The 36 runs between Tuesday and Wednesday marks the highest total for a Cubs offense in a 2-game span since June 29-30, 1897 when they scored 43 in back-to-back games.

The 12 homers between Tuesday and Wednesday is the most in a 2-game span in franchise history (since at least 1901).

After the Reds jumped out to an early 3-0 lead with a pair of homers off Drew Smyly, the Cubs offense took control of the game.

They scored in 6 straight frames from the 3rd inning on and did a bit of everything.

The Cubs showed off power (5 homers, 6 doubles), took advantage of mistakes (scoring 4 runs on 3 errors by Reds third baseman Nick Senzel) and saw production up-and-down the lineup (8 different players scored a run).

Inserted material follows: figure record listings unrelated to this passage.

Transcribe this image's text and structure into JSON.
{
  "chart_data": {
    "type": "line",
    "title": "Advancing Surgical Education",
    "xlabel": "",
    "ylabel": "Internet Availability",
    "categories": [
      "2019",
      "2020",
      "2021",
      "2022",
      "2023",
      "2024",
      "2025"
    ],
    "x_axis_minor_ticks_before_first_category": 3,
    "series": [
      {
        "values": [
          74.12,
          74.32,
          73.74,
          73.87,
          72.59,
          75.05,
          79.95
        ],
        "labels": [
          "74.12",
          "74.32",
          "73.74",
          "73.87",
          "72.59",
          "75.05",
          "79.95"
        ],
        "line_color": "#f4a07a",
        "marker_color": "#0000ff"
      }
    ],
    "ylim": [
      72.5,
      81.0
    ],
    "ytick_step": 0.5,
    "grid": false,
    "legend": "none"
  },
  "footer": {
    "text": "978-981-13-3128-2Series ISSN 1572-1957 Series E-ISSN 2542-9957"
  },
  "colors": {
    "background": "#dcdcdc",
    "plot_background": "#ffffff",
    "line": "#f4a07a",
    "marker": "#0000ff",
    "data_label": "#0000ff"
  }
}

“I think the more impressive part is getting down early and fighting back,” Ian Happ said. “I think the consistent at-bats. It’s not just the homers. It’s guys going out there, getting on base, the singles that lead to getting pitchers deep in pitch counts and being able to take advantage. That part of it is the more impressive part.”

The big deadline acquisition — Jeimer Candelario — has fit in seamlessly, going 8-for-9 with a walk and 6 runs scored in his first two games back with the Cubs (that included a 4-for-4 performance and 4 runs in Wednesday’s game).

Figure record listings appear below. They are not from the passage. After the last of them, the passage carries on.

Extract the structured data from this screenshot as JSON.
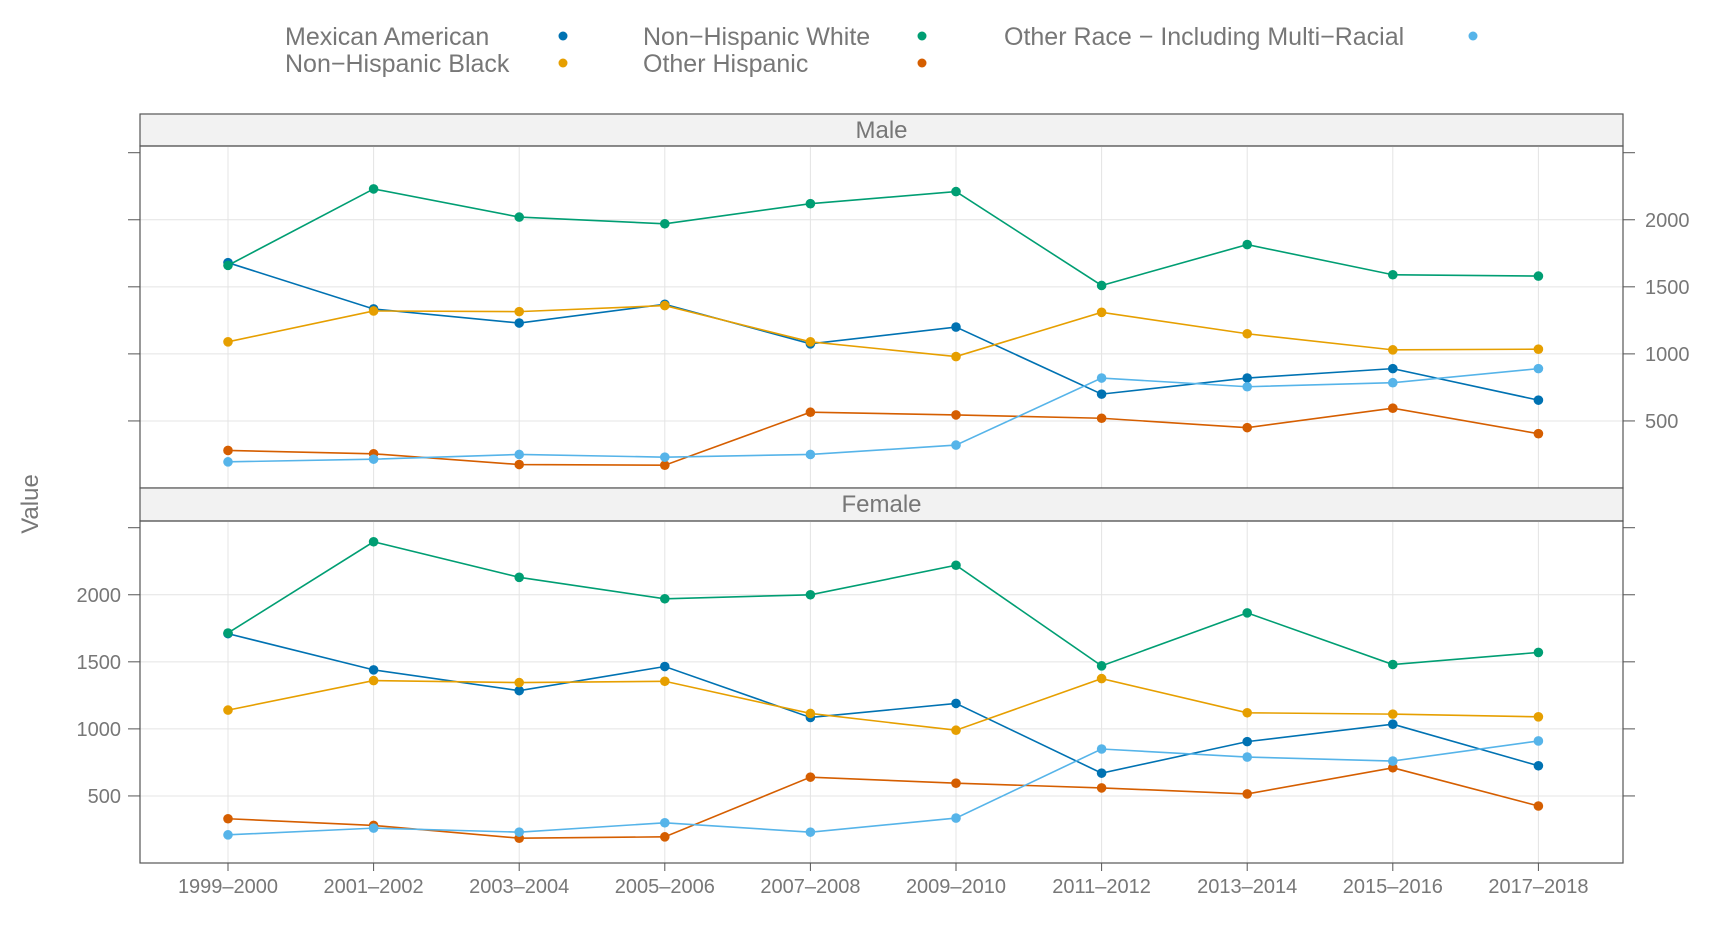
{
  "chart_data": {
    "type": "line",
    "ylabel": "Value",
    "xlabel": "",
    "ylim": [
      0,
      2550
    ],
    "yticks": [
      500,
      1000,
      1500,
      2000
    ],
    "categories": [
      "1999–2000",
      "2001–2002",
      "2003–2004",
      "2005–2006",
      "2007–2008",
      "2009–2010",
      "2011–2012",
      "2013–2014",
      "2015–2016",
      "2017–2018"
    ],
    "legend": {
      "position": "top",
      "entries": [
        {
          "name": "Mexican American",
          "color": "#0072B2"
        },
        {
          "name": "Non−Hispanic Black",
          "color": "#E69F00"
        },
        {
          "name": "Non−Hispanic White",
          "color": "#009E73"
        },
        {
          "name": "Other Hispanic",
          "color": "#D55E00"
        },
        {
          "name": "Other Race − Including Multi−Racial",
          "color": "#56B4E9"
        }
      ]
    },
    "panels": [
      {
        "strip": "Male",
        "series": [
          {
            "name": "Mexican American",
            "color": "#0072B2",
            "values": [
              1680,
              1335,
              1230,
              1370,
              1075,
              1200,
              700,
              820,
              890,
              655
            ]
          },
          {
            "name": "Non−Hispanic Black",
            "color": "#E69F00",
            "values": [
              1090,
              1320,
              1315,
              1360,
              1090,
              980,
              1310,
              1150,
              1030,
              1035
            ]
          },
          {
            "name": "Non−Hispanic White",
            "color": "#009E73",
            "values": [
              1660,
              2230,
              2020,
              1970,
              2120,
              2210,
              1510,
              1815,
              1590,
              1580
            ]
          },
          {
            "name": "Other Hispanic",
            "color": "#D55E00",
            "values": [
              280,
              255,
              175,
              170,
              565,
              545,
              520,
              450,
              595,
              405
            ]
          },
          {
            "name": "Other Race − Including Multi−Racial",
            "color": "#56B4E9",
            "values": [
              195,
              215,
              250,
              230,
              250,
              320,
              820,
              755,
              785,
              890
            ]
          }
        ]
      },
      {
        "strip": "Female",
        "series": [
          {
            "name": "Mexican American",
            "color": "#0072B2",
            "values": [
              1710,
              1440,
              1285,
              1465,
              1085,
              1190,
              670,
              905,
              1035,
              725
            ]
          },
          {
            "name": "Non−Hispanic Black",
            "color": "#E69F00",
            "values": [
              1140,
              1360,
              1345,
              1355,
              1115,
              990,
              1375,
              1120,
              1110,
              1090
            ]
          },
          {
            "name": "Non−Hispanic White",
            "color": "#009E73",
            "values": [
              1715,
              2395,
              2130,
              1970,
              2000,
              2220,
              1470,
              1865,
              1480,
              1570
            ]
          },
          {
            "name": "Other Hispanic",
            "color": "#D55E00",
            "values": [
              330,
              280,
              185,
              195,
              640,
              595,
              560,
              515,
              710,
              425
            ]
          },
          {
            "name": "Other Race − Including Multi−Racial",
            "color": "#56B4E9",
            "values": [
              210,
              260,
              230,
              300,
              230,
              335,
              850,
              790,
              760,
              910
            ]
          }
        ]
      }
    ]
  }
}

“Even in the 1st, we made the guy throw 24 pitches,” David Ross said. “We’re not going down 1-2-3. It’s hard to get everybody out. Nobody’s chasing. Nobody’s going outside of what they’re trying to do and sticking to their plan so they have to work. And then get to the underbelly of the bullpen and guys having to work and you just get to your rhythm and your zones where you’re trying to do damage and your approach and these guys are just staying within themselves.

“Balls are going all over the place. Really big walks, too. If you’re not gonna pitch to a guy or give him something to handle, the guys are willing to take their walk. That pass-the-baton type of mentality has really been impressive. And guys come up and get really big hits. … Just everybody’s contributing. Candy — jeez louise. My goodness. It’s been fun to watch.”

The Cubs offense has been so locked in, they’ve scored over 40 more runs than any other MLB team since the All-Star Break:

Things got so bleak for the Reds pitching staff that they had to trot out backup catcher Luke Maile on the mound in back-to-back nights. 

There has been a lot for the home crowd to cheer for the last two nights, but the energy and buzz around Wrigley Field this week has been different.

“Man, this place is special,” Ross said. “It got loud tonight. That was fun. These fans are phenomenal. … It was really noticeable tonight.”

The Cubs are now 3 games behind the Reds in the NL Central and the two teams will square off Thursday night for the series finale.